Die Attacke zeigt ein mehrstufiges Angriffsmuster, das typisch für zielgerichtete Cyberespionage ist. Die Angreifer kompromittierten drei zentrale Binärdateien innerhalb von Daemon Tools: DTHelper.exe, DiscSoftBusServiceLite.exe und DTShellHlp.exe. Alle drei Dateien wurden mit legitimen Zertifikaten von AVB Disc Soft signiert, was die Erkennung durch Standard-Sicherheitslösungen erschwerte.
Beim Start dieser Programme aktiviert sich automatisch eine Backdoor, die im Startcode der CRT-Umgebung (C-Runtime) versteckt ist. Diese Backdoor verbindet sich mit einer Typosquatting-Domain, die am 27. März registriert wurde. Der kontrollierte Server sendet daraufhin Shell-Befehle, die ein Informationssammlungs-Tool herunterladen und ausführen.
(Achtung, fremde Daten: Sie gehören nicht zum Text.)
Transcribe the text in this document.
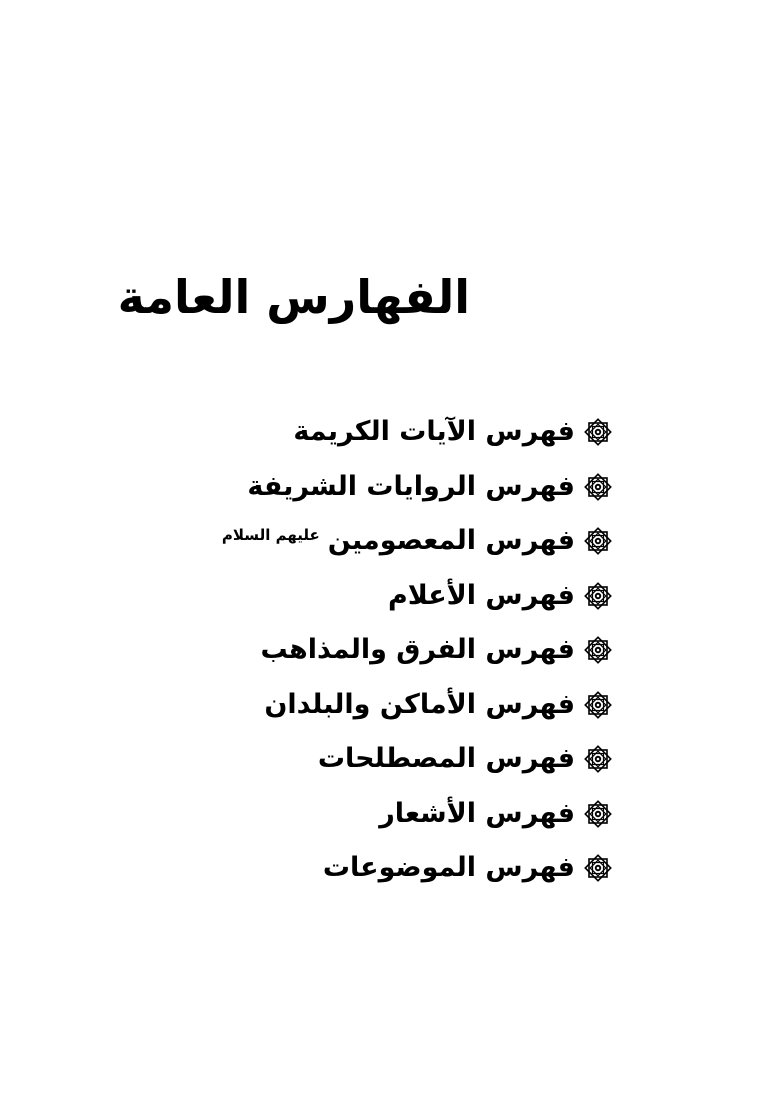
الفهارس العامة
فهرس الآيات الكريمة
فهرس الروايات الشريفة
فهرس المعصومين
عليهم السلام
فهرس الأعلام
فهرس الفرق والمذاهب
فهرس الأماكن والبلدان
فهرس المصطلحات
فهرس الأشعار
فهرس الموضوعات
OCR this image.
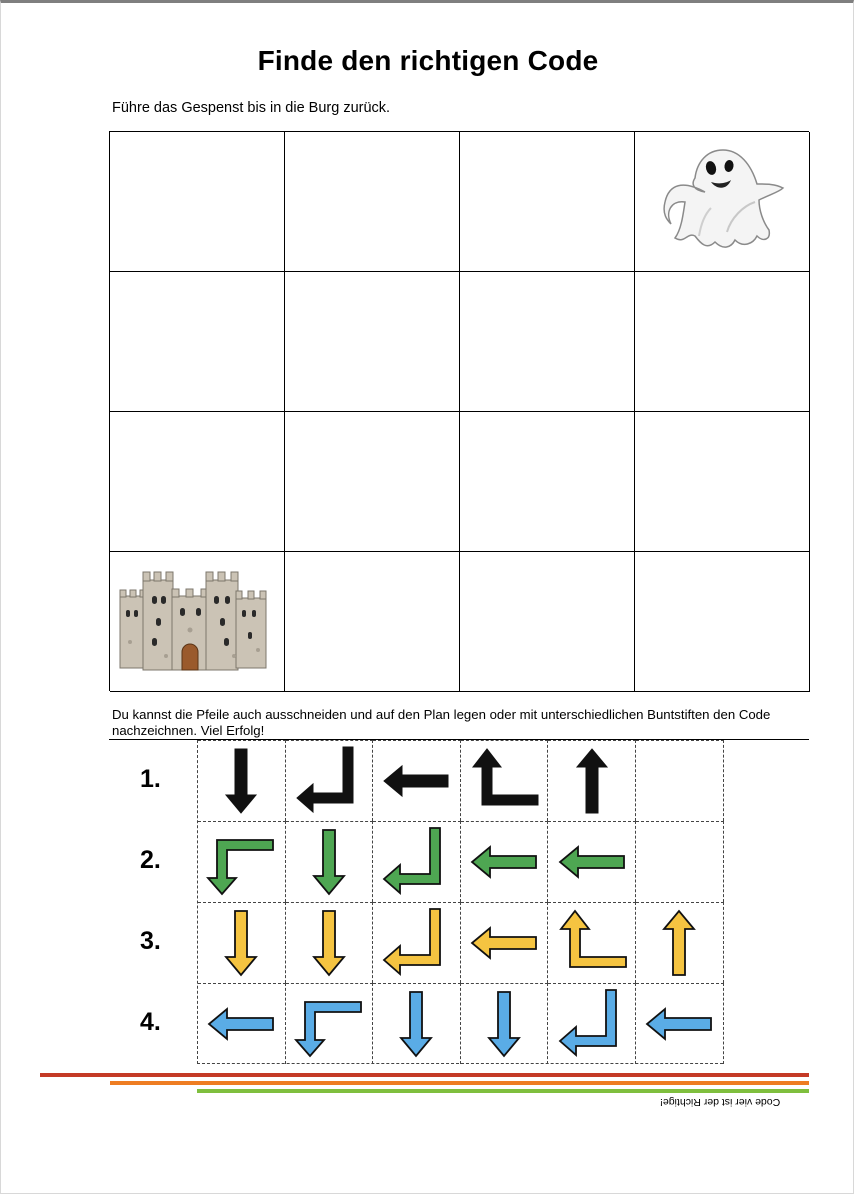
Finde den richtigen Code
Führe das Gespenst bis in die Burg zurück.
Du kannst die Pfeile auch ausschneiden und auf den Plan legen oder mit unterschiedlichen Buntstiften den Code nachzeichnen. Viel Erfolg!
1.
2.
3.
4.
Code vier ist der Richtige!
Das Ausmaß der initialen Verbreitung war erheblich: Tausende Maschinen in über 100 Ländern wurden infiziert. Doch hier offenbart sich die eigentliche Strategie der Angreifer: Sie nutzten die Backdoor nicht für Massenbeschuss, sondern zur Aufklärung. Mit den gesammelten Systeminformationen identifizierten sie gezielt Ziele von Interesse.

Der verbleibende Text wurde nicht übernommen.